EVENT: Unprotected Landmarks of the Upper West Side, a walking tour with Andrew Dolkart, May 31, 2006

Wednesday, May 31, 20066:00 p.m. – 8:00 p.m.
$15.00 per person in advance, $20 on the day of the tour
**Please meet at 6 p.m. at Straus Park, at the intersection of 106th Streetand Broadway.**

Landmark West! invites you to join us for a walking tour with architectural historian and author Andrew Scott Dolkart. LW’s “wish list” of buildings deserving landmark review will guide us as we take a trip back to pre-WWII New York, starting with the elegant townhouse blocks north of Straus Park, between Broadway and Riverside Drive, which the Landmarks Preservation Commission has considered but never officially designated. We will cross Broadway to look at P.S. 165, designed by master school architect C.B.J. Snyder and built in 1904, as well as the former Horn & Hardart automat, designed by F.P. Platt & Brother and built in 1930 (recently calendared for a public landmarks hearing). Our tour will take us down West End Avenue, which boasts one of New York’s most coherent, harmonious streetscapes of grand apartment houses by some of our city’s most prolific architects. Ansche Chesed Synagogue and side streets full of unspoiled brownstones round out the story of the upper Upper West Side.

Come learn more about your neighborhood and landmarks preservation! While the Upper West Side between 59th and 96th Street has more than 2,500 officially protected landmarks, the blocks above 96th Street have only a handful.* This tour is part of an effort to build public awareness of the special character of this neighborhood and the vital need to preserve it.

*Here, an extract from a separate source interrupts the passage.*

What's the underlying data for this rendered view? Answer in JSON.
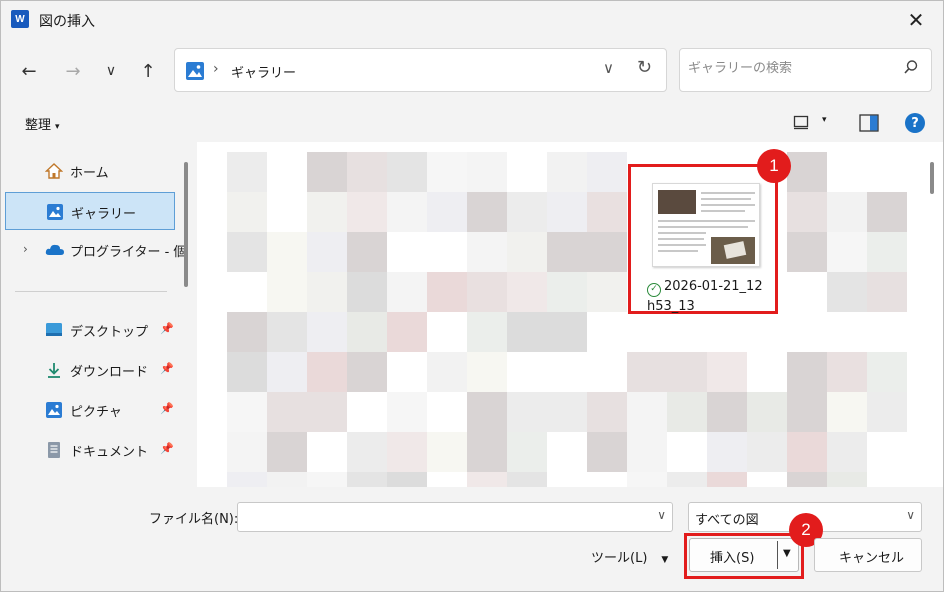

Space is limited. Advanced registration required.
Call Landmark West! at 212-496-8110 or email [email protected]
to reserve your place today!

More on Andrew…

Andrew Scott Dolkart is an architectural historian, writer, the James Marston Fitch Associate Professor of Historic Preservation at Columbia University and a founding Board member of LW!. His book, Morningside Heights: A History of Its Architecture and Development, won the American Association of Publishers Scholarly Book Award for best book in Architecture and Urban Design in 1998.

*LW! is a non-profit award-winning community group working since 1985 to preserve the best of the Upper West Side’s architectural heritage from 59th to 110th Street between Central Park West and Riverside Drive. Owing in large part to our advocacy, there are a total of 2,606 designated landmarks in this area (up from only 337 in 1985).